As always, technology is a just a tool to help us with our decisions and is not there to dictate to us as to how we make those decisions.
The salesmen either needs to re-attend the training school or find another career, as he broke the cardinal rule in sales ... best expressed as "Walk a mile in my shoes".
Or as I recall from some management training film (video arts?) in the past:
Prospect to Sales exec "Well that's obviously an excellent solution to a problem - that fortunately I don't have. Maybe you'd better find someone who actually has it"!
Automation is always best when it occurs naturally and not forced. The choice should always be there.
I have had a quick read through the report and wonder why a complex report like this was required to arrive at the same conclusions that we have known for years.
Quite unbelievable really.
As with all industries accountancy practices come in different shapes and sizes.
The software you use and the type and volume of customers that you support, all have a bearing on your ability to apply automation.
So I have sympathy with the difficulty accountants have in identifying suitable opportunities for automation.
What I do not understand, is why so many do not try to better understand or use what they already have.
I remember showing some accountants how to use a PivotTable, I was like Tesla reborn or showing someone fire for the first time!!!!
So many simply don't ask for help, to look for a better way.
I suspect some rely on their instinct and experience....that tech in whatever form is not an improvement, either because it doesn't address a problem, or it requires the user down a pathway they are well aware they don't have the skill set for.
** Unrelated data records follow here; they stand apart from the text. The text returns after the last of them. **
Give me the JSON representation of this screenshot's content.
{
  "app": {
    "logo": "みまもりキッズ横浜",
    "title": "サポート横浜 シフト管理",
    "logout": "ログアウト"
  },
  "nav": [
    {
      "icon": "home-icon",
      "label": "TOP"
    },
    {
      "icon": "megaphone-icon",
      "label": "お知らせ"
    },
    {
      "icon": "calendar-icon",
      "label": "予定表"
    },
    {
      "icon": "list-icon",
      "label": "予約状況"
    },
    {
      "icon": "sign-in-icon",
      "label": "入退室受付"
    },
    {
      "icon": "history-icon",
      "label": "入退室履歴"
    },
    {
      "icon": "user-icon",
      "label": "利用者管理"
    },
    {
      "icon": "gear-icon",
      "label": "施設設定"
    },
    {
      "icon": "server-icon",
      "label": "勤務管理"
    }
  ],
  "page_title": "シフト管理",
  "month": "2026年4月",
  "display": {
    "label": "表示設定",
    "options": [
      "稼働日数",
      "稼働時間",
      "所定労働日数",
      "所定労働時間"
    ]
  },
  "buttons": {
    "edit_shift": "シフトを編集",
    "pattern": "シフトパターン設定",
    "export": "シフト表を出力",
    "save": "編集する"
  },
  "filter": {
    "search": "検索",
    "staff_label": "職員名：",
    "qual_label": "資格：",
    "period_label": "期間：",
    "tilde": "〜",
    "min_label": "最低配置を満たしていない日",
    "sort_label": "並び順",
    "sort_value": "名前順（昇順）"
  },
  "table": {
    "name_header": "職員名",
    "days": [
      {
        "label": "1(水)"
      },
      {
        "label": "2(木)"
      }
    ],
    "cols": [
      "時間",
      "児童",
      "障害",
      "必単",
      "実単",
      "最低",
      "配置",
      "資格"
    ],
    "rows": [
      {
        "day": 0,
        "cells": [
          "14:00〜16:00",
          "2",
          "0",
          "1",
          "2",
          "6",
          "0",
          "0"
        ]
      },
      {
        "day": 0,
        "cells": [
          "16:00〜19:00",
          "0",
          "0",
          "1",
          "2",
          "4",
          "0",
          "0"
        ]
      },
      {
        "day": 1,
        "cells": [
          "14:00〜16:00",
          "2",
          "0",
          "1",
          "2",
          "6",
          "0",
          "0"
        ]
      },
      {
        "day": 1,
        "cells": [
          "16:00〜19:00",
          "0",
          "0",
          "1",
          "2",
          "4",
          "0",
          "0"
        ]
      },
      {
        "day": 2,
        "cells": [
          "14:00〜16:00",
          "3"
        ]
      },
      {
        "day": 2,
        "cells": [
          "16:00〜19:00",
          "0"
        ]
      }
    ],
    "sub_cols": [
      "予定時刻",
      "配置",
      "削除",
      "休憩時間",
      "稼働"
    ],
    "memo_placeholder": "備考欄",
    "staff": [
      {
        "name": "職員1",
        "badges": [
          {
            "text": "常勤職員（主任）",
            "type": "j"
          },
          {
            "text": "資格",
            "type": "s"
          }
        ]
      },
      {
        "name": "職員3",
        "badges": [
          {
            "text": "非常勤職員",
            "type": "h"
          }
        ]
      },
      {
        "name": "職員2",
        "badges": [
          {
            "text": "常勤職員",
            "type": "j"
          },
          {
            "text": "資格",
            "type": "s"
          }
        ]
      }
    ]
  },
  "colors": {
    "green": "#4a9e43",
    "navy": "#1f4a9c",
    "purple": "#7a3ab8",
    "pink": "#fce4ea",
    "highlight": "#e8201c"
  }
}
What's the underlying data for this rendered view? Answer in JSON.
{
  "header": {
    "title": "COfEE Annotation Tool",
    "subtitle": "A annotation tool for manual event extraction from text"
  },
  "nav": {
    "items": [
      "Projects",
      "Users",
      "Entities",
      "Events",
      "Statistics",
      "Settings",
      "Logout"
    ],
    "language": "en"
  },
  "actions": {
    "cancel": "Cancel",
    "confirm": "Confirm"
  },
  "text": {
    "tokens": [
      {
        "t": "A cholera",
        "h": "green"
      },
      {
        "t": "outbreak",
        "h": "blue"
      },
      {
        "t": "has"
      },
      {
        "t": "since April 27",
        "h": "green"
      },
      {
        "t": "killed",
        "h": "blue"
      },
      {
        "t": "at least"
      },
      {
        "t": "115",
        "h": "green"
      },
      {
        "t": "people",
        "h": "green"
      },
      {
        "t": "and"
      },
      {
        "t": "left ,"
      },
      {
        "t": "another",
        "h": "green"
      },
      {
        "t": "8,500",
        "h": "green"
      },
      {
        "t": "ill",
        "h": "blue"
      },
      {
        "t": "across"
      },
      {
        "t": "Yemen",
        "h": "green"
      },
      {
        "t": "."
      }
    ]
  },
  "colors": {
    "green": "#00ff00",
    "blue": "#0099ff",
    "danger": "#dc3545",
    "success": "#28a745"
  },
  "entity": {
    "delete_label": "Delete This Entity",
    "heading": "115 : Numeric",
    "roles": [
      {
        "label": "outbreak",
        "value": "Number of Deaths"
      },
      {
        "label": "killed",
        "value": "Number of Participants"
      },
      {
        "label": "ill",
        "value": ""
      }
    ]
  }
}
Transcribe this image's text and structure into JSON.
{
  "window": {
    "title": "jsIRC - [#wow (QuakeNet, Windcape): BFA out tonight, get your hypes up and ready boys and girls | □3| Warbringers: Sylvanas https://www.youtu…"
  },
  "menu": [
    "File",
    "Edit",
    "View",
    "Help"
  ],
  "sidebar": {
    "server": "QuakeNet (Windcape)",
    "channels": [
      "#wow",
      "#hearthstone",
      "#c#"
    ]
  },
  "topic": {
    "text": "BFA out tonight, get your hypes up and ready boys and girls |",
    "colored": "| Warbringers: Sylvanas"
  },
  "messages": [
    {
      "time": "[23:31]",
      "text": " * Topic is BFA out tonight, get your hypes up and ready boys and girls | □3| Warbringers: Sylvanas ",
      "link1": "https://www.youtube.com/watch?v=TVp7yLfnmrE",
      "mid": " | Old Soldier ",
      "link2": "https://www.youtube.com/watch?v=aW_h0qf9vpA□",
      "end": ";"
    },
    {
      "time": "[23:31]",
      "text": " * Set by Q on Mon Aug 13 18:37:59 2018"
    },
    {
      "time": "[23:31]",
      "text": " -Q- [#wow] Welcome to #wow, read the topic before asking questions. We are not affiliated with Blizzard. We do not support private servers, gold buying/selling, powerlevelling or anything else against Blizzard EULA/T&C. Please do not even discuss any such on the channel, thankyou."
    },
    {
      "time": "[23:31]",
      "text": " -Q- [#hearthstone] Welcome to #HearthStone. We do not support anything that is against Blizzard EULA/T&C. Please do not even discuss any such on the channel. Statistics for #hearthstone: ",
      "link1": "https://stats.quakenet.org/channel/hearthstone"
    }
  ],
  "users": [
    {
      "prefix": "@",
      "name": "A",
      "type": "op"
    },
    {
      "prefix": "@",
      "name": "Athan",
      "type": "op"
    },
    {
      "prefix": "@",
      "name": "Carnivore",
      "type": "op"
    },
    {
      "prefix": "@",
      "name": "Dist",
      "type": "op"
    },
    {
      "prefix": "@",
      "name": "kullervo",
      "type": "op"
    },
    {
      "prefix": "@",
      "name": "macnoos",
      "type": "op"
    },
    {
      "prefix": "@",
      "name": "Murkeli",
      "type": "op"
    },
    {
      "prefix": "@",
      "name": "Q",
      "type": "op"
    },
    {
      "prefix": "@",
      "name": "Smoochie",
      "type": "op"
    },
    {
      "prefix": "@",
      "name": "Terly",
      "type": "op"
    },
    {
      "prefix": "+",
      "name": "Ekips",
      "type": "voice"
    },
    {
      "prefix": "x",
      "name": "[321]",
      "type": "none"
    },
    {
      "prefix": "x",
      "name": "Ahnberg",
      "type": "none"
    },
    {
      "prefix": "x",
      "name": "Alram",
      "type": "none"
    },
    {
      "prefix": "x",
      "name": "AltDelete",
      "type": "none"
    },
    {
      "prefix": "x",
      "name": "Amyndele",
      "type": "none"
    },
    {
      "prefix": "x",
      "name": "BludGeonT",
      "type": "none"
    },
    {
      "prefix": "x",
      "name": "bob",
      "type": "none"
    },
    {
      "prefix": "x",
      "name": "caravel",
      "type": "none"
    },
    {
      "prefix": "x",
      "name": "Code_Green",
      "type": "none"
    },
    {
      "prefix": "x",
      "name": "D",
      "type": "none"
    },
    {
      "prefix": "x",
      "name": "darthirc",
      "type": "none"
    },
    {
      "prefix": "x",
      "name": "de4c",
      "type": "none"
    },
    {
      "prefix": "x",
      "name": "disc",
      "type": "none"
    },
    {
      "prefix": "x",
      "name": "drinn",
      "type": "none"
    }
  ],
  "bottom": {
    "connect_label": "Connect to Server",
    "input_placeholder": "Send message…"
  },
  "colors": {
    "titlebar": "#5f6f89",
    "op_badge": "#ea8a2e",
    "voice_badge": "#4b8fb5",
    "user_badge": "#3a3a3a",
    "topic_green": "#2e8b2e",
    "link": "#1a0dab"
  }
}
I took my car into the garage recently, the battery was flat (I thought, based upon my motoring experience rather than motor mechanics skills)....of course it has that many electric gadgets that they had to connect it to a computer to trouble shoot the problem....I paid £60 for it to tell me the battery was the problem....
Got me thinking, perhaps an alarm to indicate low battery output would be useful....ah technology....who would be without it.....
There is a single answer but it is not being achieved. Correct automation is wanted. The suppliers of automation will, unless and until they understand that, then deliver on it, be left in the dark.
Automation will come eventually, imho accountants' reluctance is often more about their clients' ability to use than their own- whilst I may be getting on I have still not come up against a bit of accounting software I am incapable of learning, but I roughly understand debits and credits, catch is I know what my clients were like, know a fair few of them would struggle and know if they made mistakes they might well not spot and if they did spot would likely make a hash correcting.
Once the older generation who did not get taught to use excel/word/powerpoint etc at school all retire thinks likely will be much simpler. (No idea about E & W but in Scotland they even have a computer literacy qualification they get awarded typically in first or second year of secondary) but until that time all schemes for the great British public to do their own bookkeeping using apps etc is likely to be an error strewn shambles.